Peligra el café

Los efectos del cambio climático se están dejando notar en las plantaciones de café con producciones cada vez más exiguas
café y cambio climático

REDACCIÓN – La noticia saltó a los medios a finales del pasado mes de agosto. Y todos, prácticamente sin excepción, reprodujeron la nota de prensa que el Climate Institute, radicado en Australia, había hecho pública. El cambio climático, de acuerdo con los resultados obtenidos por el estudio A Brewing Storm, está siendo ya una amenaza real para las plantaciones de café. El aumento de un grado centígrado registrado en los últimos años en las principales zonas cafeteras ha reducido drásticamente la producción en todo el planeta, asegura el estudio.

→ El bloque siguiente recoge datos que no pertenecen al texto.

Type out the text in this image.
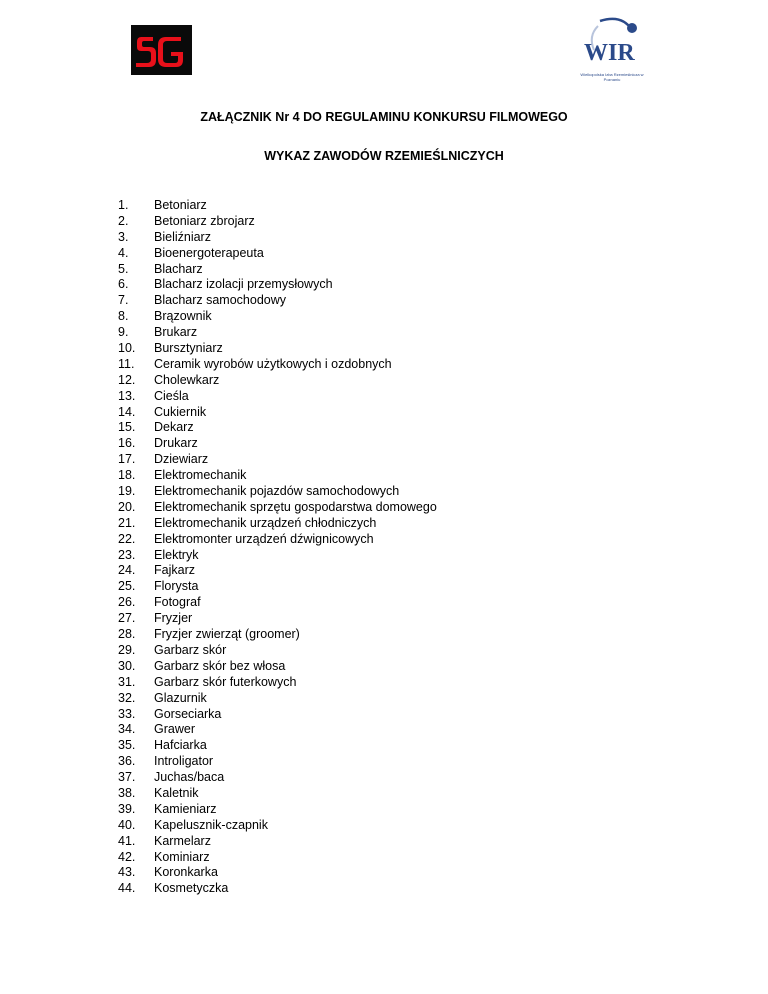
WIR
Wielkopolska Izba Rzemieślnicza w Poznaniu
ZAŁĄCZNIK Nr 4 DO REGULAMINU KONKURSU FILMOWEGO
WYKAZ ZAWODÓW RZEMIEŚLNICZYCH
1. Betoniarz
2. Betoniarz zbrojarz
3. Bieliźniarz
4. Bioenergoterapeuta
5. Blacharz
6. Blacharz izolacji przemysłowych
7. Blacharz samochodowy
8. Brązownik
9. Brukarz
10. Bursztyniarz
11. Ceramik wyrobów użytkowych i ozdobnych
12. Cholewkarz
13. Cieśla
14. Cukiernik
15. Dekarz
16. Drukarz
17. Dziewiarz
18. Elektromechanik
19. Elektromechanik pojazdów samochodowych
20. Elektromechanik sprzętu gospodarstwa domowego
21. Elektromechanik urządzeń chłodniczych
22. Elektromonter urządzeń dźwignicowych
23. Elektryk
24. Fajkarz
25. Florysta
26. Fotograf
27. Fryzjer
28. Fryzjer zwierząt (groomer)
29. Garbarz skór
30. Garbarz skór bez włosa
31. Garbarz skór futerkowych
32. Glazurnik
33. Gorseciarka
34. Grawer
35. Hafciarka
36. Introligator
37. Juchas/baca
38. Kaletnik
39. Kamieniarz
40. Kapelusznik-czapnik
41. Karmelarz
42. Kominiarz
43. Koronkarka
44. Kosmetyczka
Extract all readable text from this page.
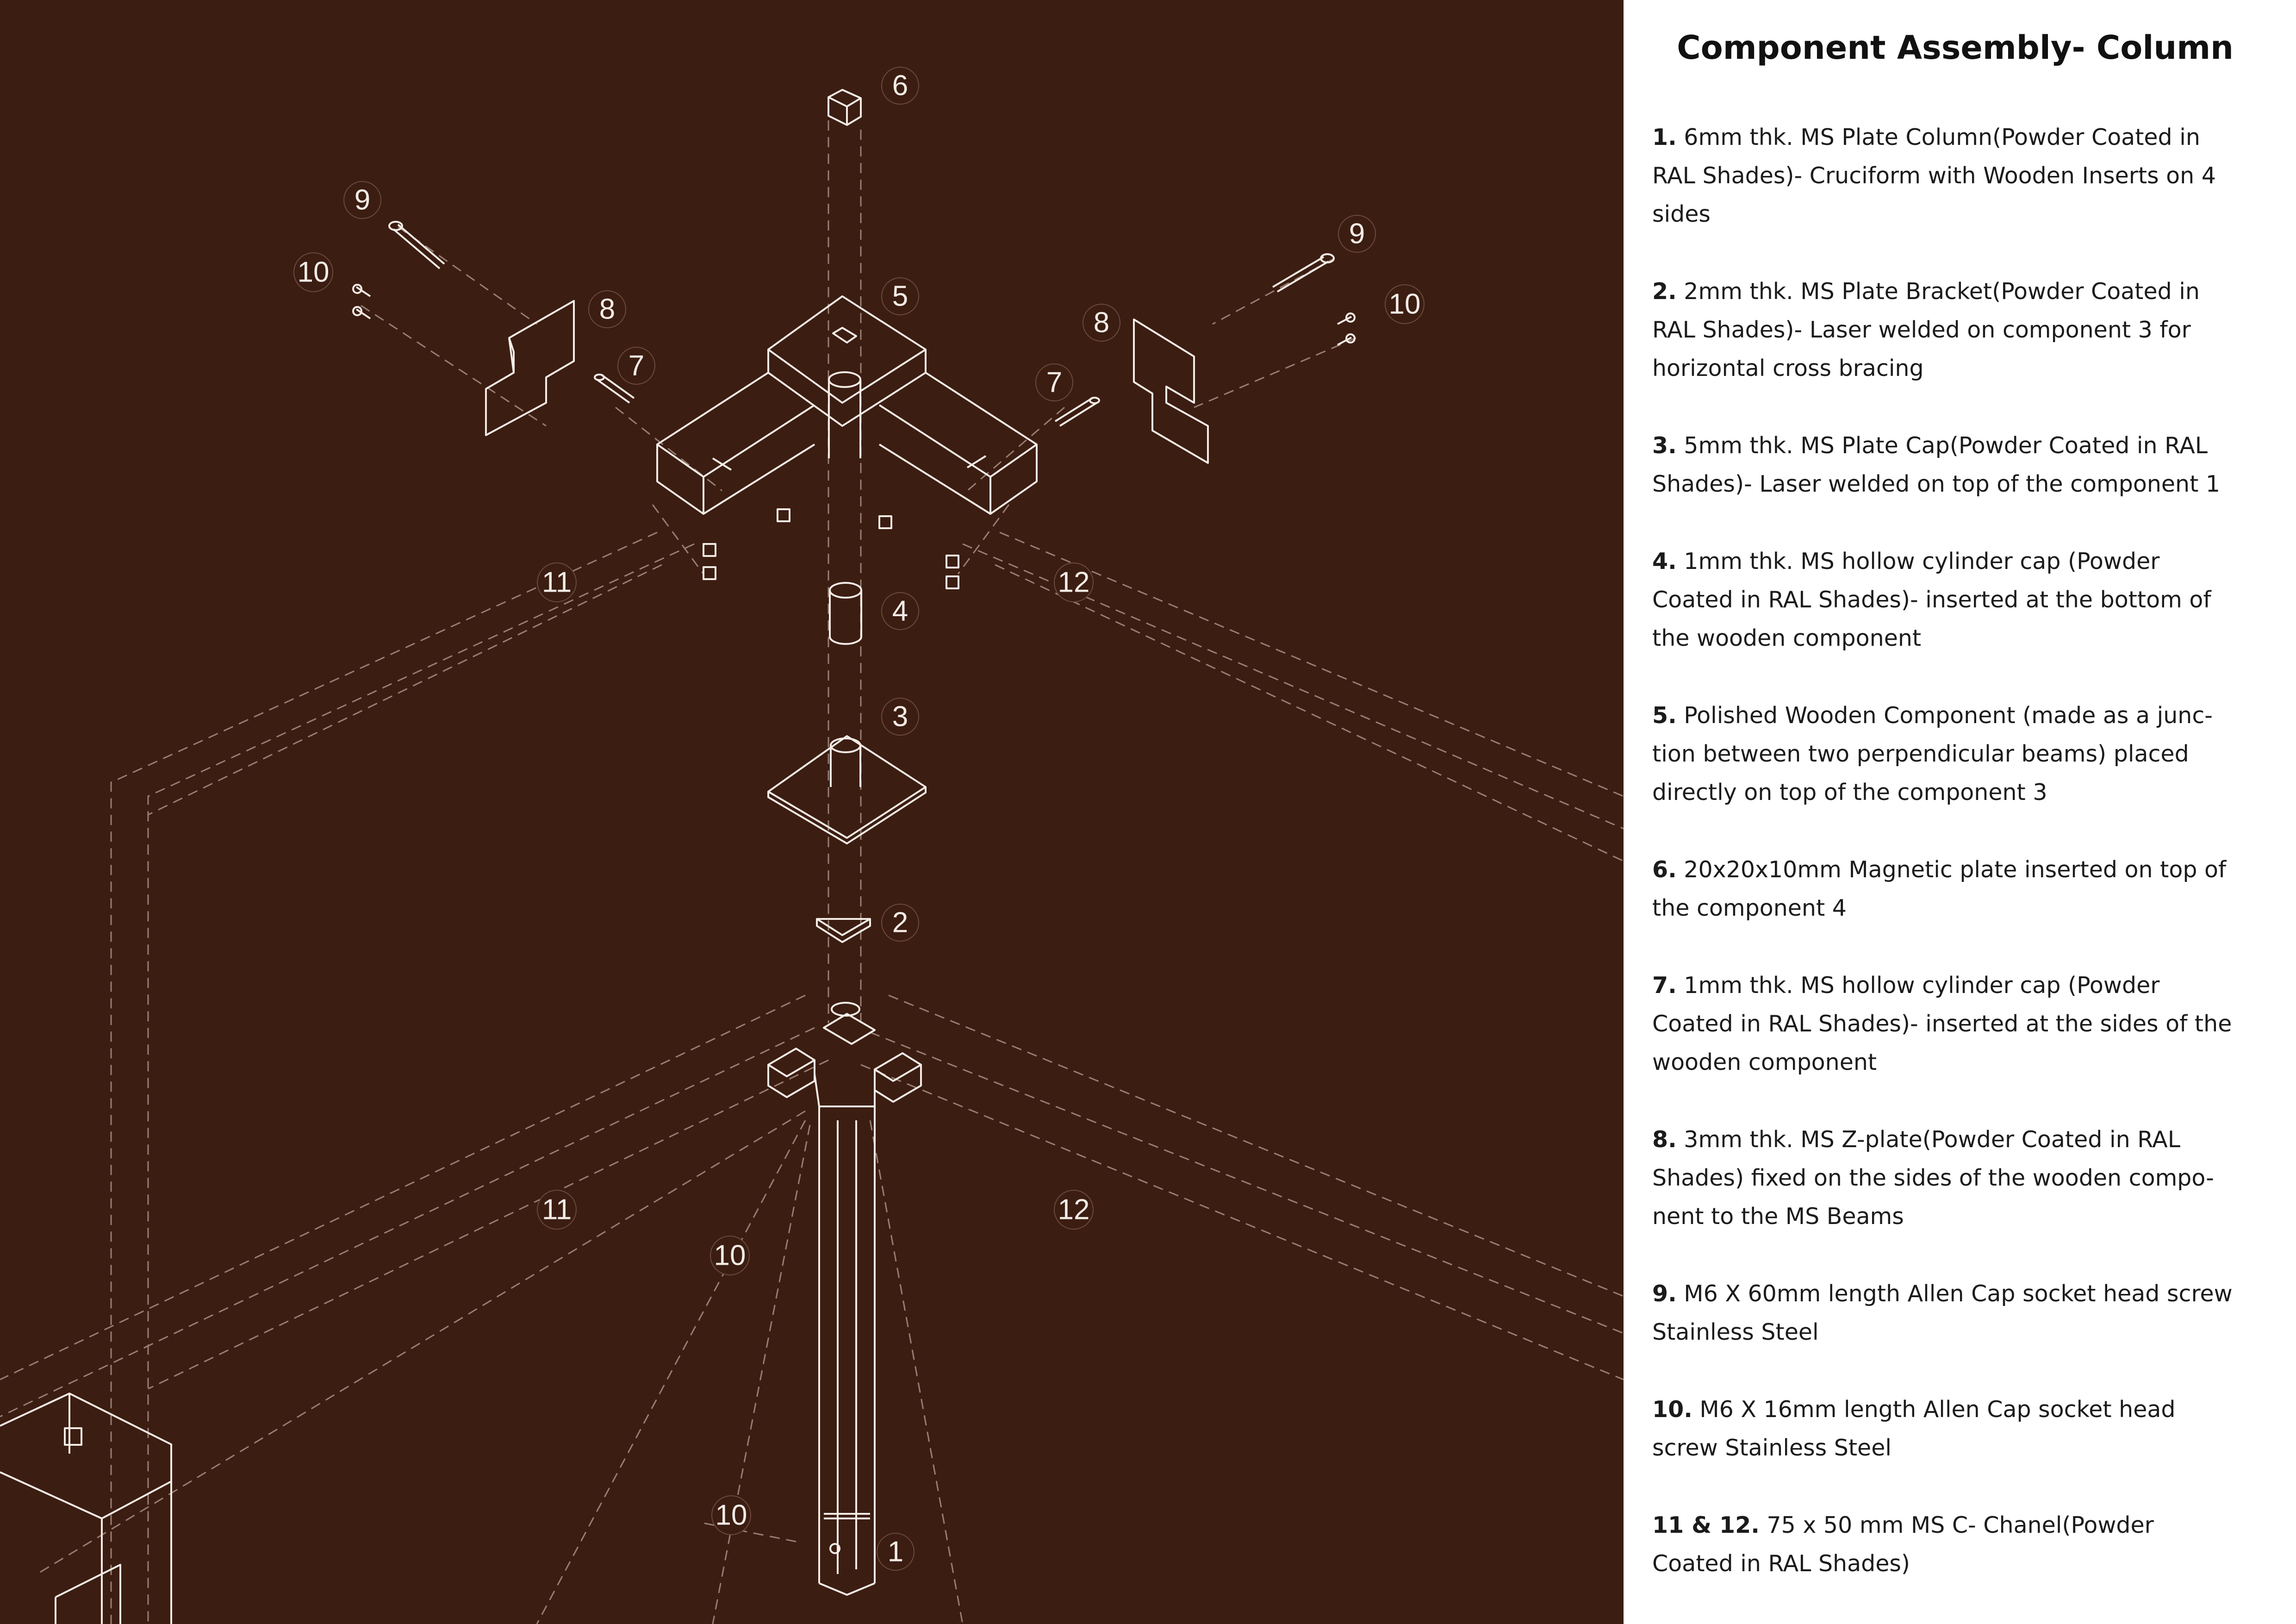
6
5
4
3
2
1
7
7
8	8
9
9
10
10
10
10
11
11
12
12
Component Assembly- Column

1. 6mm thk. MS Plate Column(Powder Coated in RAL Shades)- Cruciform with Wooden Inserts on 4 sides

2. 2mm thk. MS Plate Bracket(Powder Coated in RAL Shades)- Laser welded on component 3 for horizontal cross bracing

3. 5mm thk. MS Plate Cap(Powder Coated in RAL Shades)- Laser welded on top of the component 1

4. 1mm thk. MS hollow cylinder cap (Powder Coated in RAL Shades)- inserted at the bottom of the wooden component

5. Polished Wooden Component (made as a junc-tion between two perpendicular beams) placed directly on top of the component 3

6. 20x20x10mm Magnetic plate inserted on top of the component 4

7. 1mm thk. MS hollow cylinder cap (Powder Coated in RAL Shades)- inserted at the sides of the wooden component

8. 3mm thk. MS Z-plate(Powder Coated in RAL Shades) fixed on the sides of the wooden compo-nent to the MS Beams

9. M6 X 60mm length Allen Cap socket head screw Stainless Steel

10. M6 X 16mm length Allen Cap socket head screw Stainless Steel

11 & 12. 75 x 50 mm MS C- Chanel(Powder Coated in RAL Shades)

Las previsiones de futuro tampoco son nada halagüeñas. El documento predice que el calentamiento global reducirá a la mitad las tierras para el cultivo de esta planta de aquí a 2050, lo que sin duda repercutirá en los precios y la calidad.

La investigación señala que esta drástica reducción de los terrenos para el cultivo de café afectará a más de 120 millones de personas que viven de la industria cafetera, entre ellas algunas de los países más pobres.

“El aumento de las temperaturas y las condiciones meteorológicas extremas reducirán el área apta para la producción en torno al 50 por ciento, mermarán la calidad y aumentarán los precios del café para los consumidores”, señala el estudio.

El aumento de las temperaturas y los cambios en los patrones meteorológicos, entre ellos las lluvias, ya están afectando a los cultivos en muchos países clave en la producción de café, como México, Guatemala y Nicaragua. Estos cambios han aumentado la incidencia de enfermedades y plagas, lo que afecta a los cultivos y su calidad, añade el estudio.

El café es una industria que factura globalmente 19.000 millones de dólares. En todo el mundo se consumen a diario más 250 millones de tazas de café y la producción de esta bebida es más de tres veces superior a la de los años 60.

Sin embargo, entre el 80 y el 90 por ciento de los 25 millones de agricultores que se dedican al cultivo de café son pequeños propietarios, por lo que están más expuestos al cambio climático, sostiene el estudio.

Según el director del Climate Institute australiano, John Connor, si no se combate significativamente esta situación, los agricultores tendrán que trasladar la producción a zonas reservadas a otros usos, como la conservación de la naturaleza y los bosques. Y para 2080, el café podría haberse extinguido, añade.

Otros datos alarmantes del estudio: en Tanzania, donde la industria cafetera ocupa 2,4 millones de personas, la producción ha disminuido unos 137 Kg por hectárea. En Latinoamérica, la proliferación de plagas debidas a episodios climáticos extremos, la producción se ha reducido a la mitad. Y algún país, como Nicaragua, la pérdidas de producción han llegado a situarse en el 85% de las cosechas. De seguir así, prosigue el estudio, entre 2060 y 2080 podrían perderse la mayor parte de cosechas de café silvestre.

La única solución que avista Connor para paliar lo que en la industria se está viendo como un desastre sin paliativos, pasaría por alejar las cosechas de las zonas ecuatoriales, lo cual afectaría tanto la productividad como la calidad. O invertir en mejorar las actuales condiciones de cultivo, lo cual, en su opinión, pasaría por “incentivar políticas de comercio justo”.